Danke ich versuche die ganze Zeit herauszufinden ob man eine Erlaubnis braucht, hab da teilweise gelesen das man ohne Schein vom Land angeln darf mit einer Rute und Schonhaken... 
Aber bin mal gespannt ob da was geht. Hört sich jedenfalls sehr gut an


----------



## Ma°d River (16. Januar 2016)

*AW: Brienzersee in der Schweiz*

An Deiner Stelle würde ich Angelgeschäfte in der Nähe raus-
suchen und die vorab kontaktieren.
Da bekommst Du sicher einige gute Infos.

Freiangelrecht Schweiz:

http://www.angeltreff.org/gesetze/schweiz_gesetz.html

Gruss


----------



## Slyte (16. Januar 2016)

*AW: Brienzersee in der Schweiz*

Ok danke


----------



## Askersund61 (19. Januar 2016)

*AW: Brienzersee in der Schweiz*

Hallo Slyte

Beiliegend zwei Links, welche dir einige Fragen beantworten können. 
Der Brienzersee ist ein wunderschön gelegener See, in dem du bestimmt auf deine Rechnung kommen wirst. 
Leider ist auch dieser See vom generellen Fischrückgang betroffen, dafür ist die Wasserqualität hervorragend.

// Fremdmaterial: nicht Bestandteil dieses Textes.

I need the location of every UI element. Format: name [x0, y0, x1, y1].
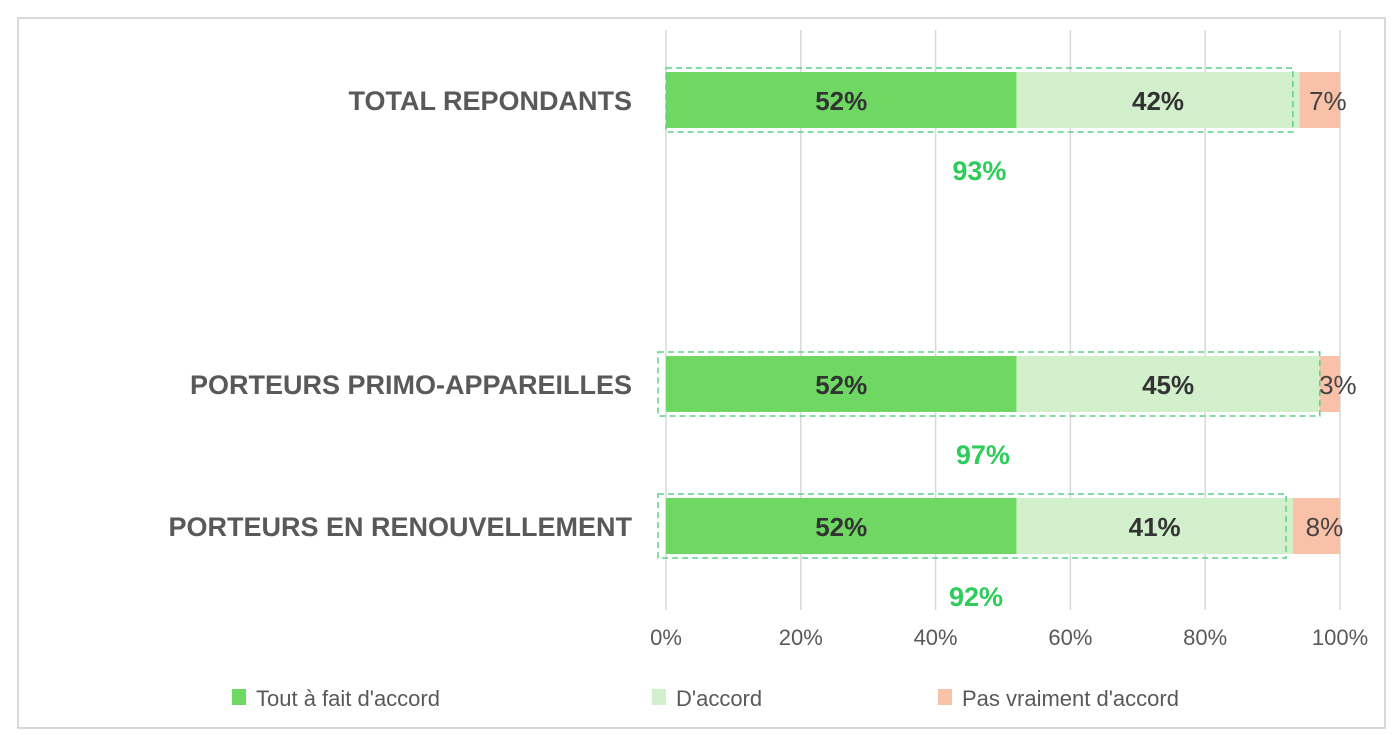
data-label: 42%	[1132, 86, 1184, 116]
bar-segment	[666, 498, 1017, 554]
legend-swatch	[938, 689, 952, 705]
legend-label: Pas vraiment d'accord	[962, 686, 1179, 711]
data-label: 45%	[1142, 370, 1194, 400]
data-label: 41%	[1129, 512, 1181, 542]
legend-label: D'accord	[676, 686, 762, 711]
data-label: 7%	[1309, 86, 1347, 116]
bar-segment	[666, 72, 1017, 128]
total-agree-box	[657, 493, 1287, 559]
bar-segment	[1016, 498, 1293, 554]
bar-segment	[666, 356, 1017, 412]
data-label: 52%	[815, 512, 867, 542]
x-tick-label: 40%	[914, 625, 958, 650]
total-agree-label: 92%	[949, 582, 1003, 612]
data-label: 3%	[1319, 370, 1357, 400]
data-label: 8%	[1306, 512, 1344, 542]
x-tick-label: 100%	[1312, 625, 1368, 650]
total-agree-label: 93%	[952, 156, 1006, 186]
x-tick-label: 0%	[650, 625, 682, 650]
total-agree-box	[665, 67, 1294, 133]
data-label: 52%	[815, 370, 867, 400]
total-agree-label: 97%	[956, 440, 1010, 470]
bar-segment	[1299, 72, 1340, 128]
category-label: PORTEURS PRIMO-APPAREILLES	[190, 370, 632, 400]
category-label: PORTEURS EN RENOUVELLEMENT	[168, 512, 632, 542]
bar-segment	[1016, 356, 1320, 412]
x-tick-label: 20%	[779, 625, 823, 650]
legend-swatch	[232, 689, 246, 705]
category-label: TOTAL REPONDANTS	[348, 86, 632, 116]
data-label: 52%	[815, 86, 867, 116]
bar-segment	[1319, 356, 1340, 412]
bar-segment	[1292, 498, 1340, 554]
x-tick-label: 80%	[1183, 625, 1227, 650]
legend-swatch	[652, 689, 666, 705]
legend-label: Tout à fait d'accord	[256, 686, 440, 711]
total-agree-box	[657, 351, 1321, 417]
bar-segment	[1016, 72, 1300, 128]
x-tick-label: 60%	[1048, 625, 1092, 650]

http://www.tierwelt.ch/?rub=4498&id=39025
http://www.vol.be.ch/vol/de/index/natur/fischerei/angelfischerei/pachtgewaesser/brienzersee.html

Gruss Christoph


----------



## slidedust (19. Januar 2016)

*AW: Brienzersee in der Schweiz*

Der Brienzersee gehört zum Kanton Bern und ist an deren Vorschriften gebunden. Das Freiangelrecht beschränkt sich aufs Ufer, eine Angel mit feststehendem Zapfen und Schonhaken.
 Anders wirst Du gar nicht angeln können, da Dir der dazu nötige Sachkundenachweis fehlt und ohne diesen kannst Du auch keine Tagespatente lösen. Ich empfehle Dir deshalb das Angeln vom Ufer in Iseltwald. Ist eine kleine Halbinsel mit einem schönen Dörfchen drauf#h
 grüsse ausm Schweizer Ländle


----------



## Laichzeit (19. Januar 2016)

*AW: Brienzersee in der Schweiz*

Der deutsche Fischereischein wird meines Wissens in der Schweiz als Sachkundenachweis anerkannt. Ob das in jedem Kanton oder uneingeschränkt gilt, weiß  ich nicht.


----------



## heikki111 (19. Januar 2016)

slidedust schrieb:


> Anders wirst Du gar nicht angeln können, da Dir der dazu nötige Sachkundenachweis fehlt und ohne diesen kannst Du auch keine Tagespatente lösen.



Falsch. Tages- und Wochenpatente lassen sich auch ohne Sachkundeausweis lösen. Nur Monats- und Jahrespatente benötigen einen Sachkundenachweis...


----------



## heikki111 (19. Januar 2016)

*AW: Brienzersee in der Schweiz*

@ slyte
Das Patent kannst du auch ganz bequem online kaufen
http://www.vol.be.ch/vol/de/index/natur/fischerei/angelfischerei/patente/bezug.html


----------